Philip Eloff
- Born: Philip Thabu Eloff September 17, 1978 (age 47) Thabazimbi, South Africa
- Height: 1.83 m (6 ft 0 in)
- Weight: 91 kg (201 lb)

Rugby union career
- Position: Centre

Amateur team(s)
- Years: Team / Apps / (Points)
- Chicago Lions

International career
- Years: Team / Apps / (Points)
- 2000–2007: United States / 35 / (50)

= Philip Eloff =

American former rugby union centre

Philip Eloff (born 17 September 1978) is an American former rugby union centre. Eloff played for the United States national rugby union team from 2000 to 2007, earning 35 caps.

== Early life ==
Eloff was born in Thabazimbi, South Africa. He went to college at Northeastern Illinois University and played his club rugby with the Chicago Lions of the Rugby Super League.

== Career ==
Eloff scored 10 tries in his U.S. international career, ranking him second on the list of all-time U.S. try scorers at the time of his retirement (he has since fallen to fourth). His scoring includes a two-try performance in a win against Spain in a qualifying match for the 2003 Rugby World Cup and three tries against Barbados in a 2006 match.

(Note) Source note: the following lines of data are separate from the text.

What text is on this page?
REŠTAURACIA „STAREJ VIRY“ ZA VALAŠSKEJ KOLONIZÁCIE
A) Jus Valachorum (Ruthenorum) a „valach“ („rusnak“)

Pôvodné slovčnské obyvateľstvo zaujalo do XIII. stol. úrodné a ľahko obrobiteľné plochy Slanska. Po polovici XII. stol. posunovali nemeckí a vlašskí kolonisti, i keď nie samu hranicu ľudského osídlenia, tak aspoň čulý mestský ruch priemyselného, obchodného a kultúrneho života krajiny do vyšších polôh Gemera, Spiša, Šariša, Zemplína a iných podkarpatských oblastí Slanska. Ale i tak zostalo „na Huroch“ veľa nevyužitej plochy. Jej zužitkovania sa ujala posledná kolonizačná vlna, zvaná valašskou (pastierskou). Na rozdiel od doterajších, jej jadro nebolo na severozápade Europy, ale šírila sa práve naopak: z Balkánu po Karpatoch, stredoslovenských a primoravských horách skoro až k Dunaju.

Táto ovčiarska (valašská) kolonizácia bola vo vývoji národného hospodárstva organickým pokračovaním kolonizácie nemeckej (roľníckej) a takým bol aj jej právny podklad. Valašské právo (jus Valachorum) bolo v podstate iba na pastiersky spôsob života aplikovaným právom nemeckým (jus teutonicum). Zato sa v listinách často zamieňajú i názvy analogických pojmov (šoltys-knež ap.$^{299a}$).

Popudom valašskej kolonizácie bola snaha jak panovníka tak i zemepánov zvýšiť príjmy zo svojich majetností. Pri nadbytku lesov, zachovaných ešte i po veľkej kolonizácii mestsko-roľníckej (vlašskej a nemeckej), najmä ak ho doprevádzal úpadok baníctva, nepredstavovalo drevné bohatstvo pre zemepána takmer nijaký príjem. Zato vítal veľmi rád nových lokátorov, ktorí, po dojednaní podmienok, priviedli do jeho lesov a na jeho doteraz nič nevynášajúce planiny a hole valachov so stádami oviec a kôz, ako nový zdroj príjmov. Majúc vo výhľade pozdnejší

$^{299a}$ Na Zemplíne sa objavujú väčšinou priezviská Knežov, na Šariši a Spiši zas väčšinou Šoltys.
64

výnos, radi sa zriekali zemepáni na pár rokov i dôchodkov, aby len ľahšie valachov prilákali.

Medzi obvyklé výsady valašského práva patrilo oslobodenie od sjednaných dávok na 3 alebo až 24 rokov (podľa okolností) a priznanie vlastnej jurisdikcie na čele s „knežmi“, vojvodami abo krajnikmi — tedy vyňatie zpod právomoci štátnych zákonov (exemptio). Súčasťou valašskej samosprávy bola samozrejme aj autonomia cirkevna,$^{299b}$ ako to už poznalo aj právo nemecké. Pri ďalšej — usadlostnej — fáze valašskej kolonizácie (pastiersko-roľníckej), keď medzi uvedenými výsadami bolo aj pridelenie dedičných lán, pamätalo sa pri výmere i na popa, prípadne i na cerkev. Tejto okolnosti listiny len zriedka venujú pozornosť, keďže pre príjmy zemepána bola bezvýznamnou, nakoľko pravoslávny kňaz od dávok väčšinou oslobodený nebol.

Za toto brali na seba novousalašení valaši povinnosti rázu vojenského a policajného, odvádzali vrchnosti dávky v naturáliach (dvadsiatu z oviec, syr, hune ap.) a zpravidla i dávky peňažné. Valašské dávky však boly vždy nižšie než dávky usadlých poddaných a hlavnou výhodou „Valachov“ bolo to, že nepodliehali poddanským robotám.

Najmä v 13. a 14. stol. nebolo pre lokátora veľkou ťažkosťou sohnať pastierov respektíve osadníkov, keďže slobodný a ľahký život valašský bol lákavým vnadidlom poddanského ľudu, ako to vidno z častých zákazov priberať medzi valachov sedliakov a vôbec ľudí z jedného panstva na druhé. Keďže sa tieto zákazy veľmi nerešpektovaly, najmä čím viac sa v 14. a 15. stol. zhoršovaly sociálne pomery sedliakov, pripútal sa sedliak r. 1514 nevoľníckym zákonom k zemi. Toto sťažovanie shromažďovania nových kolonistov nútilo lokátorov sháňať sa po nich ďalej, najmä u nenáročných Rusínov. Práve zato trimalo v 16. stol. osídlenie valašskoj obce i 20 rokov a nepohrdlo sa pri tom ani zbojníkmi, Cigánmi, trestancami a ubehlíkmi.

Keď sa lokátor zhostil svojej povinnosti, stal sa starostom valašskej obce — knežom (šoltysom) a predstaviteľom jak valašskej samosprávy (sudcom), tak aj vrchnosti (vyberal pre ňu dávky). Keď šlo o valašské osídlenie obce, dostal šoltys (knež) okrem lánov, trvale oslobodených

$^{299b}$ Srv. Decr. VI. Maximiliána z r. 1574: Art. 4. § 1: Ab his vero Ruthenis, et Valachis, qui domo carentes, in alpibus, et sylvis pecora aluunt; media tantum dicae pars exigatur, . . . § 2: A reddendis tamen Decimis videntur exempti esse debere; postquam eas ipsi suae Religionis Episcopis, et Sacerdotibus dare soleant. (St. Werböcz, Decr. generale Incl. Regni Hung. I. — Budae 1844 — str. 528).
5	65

Eloff played for the U.S. at the 2003 Rugby World Cup, starting all four matches and scoring a try in the US 39–26 victory against Japan.
He participated with the U.S. squad at the 2007 Rugby World Cup, playing in three matches including two starts (missing the first match as he was recovering from injury), and he retired from international play following the 2007 tournament.

== Personal life ==
Philip Eloff is the older brother of JP Eloff, who starred on the Davenport University rugby team.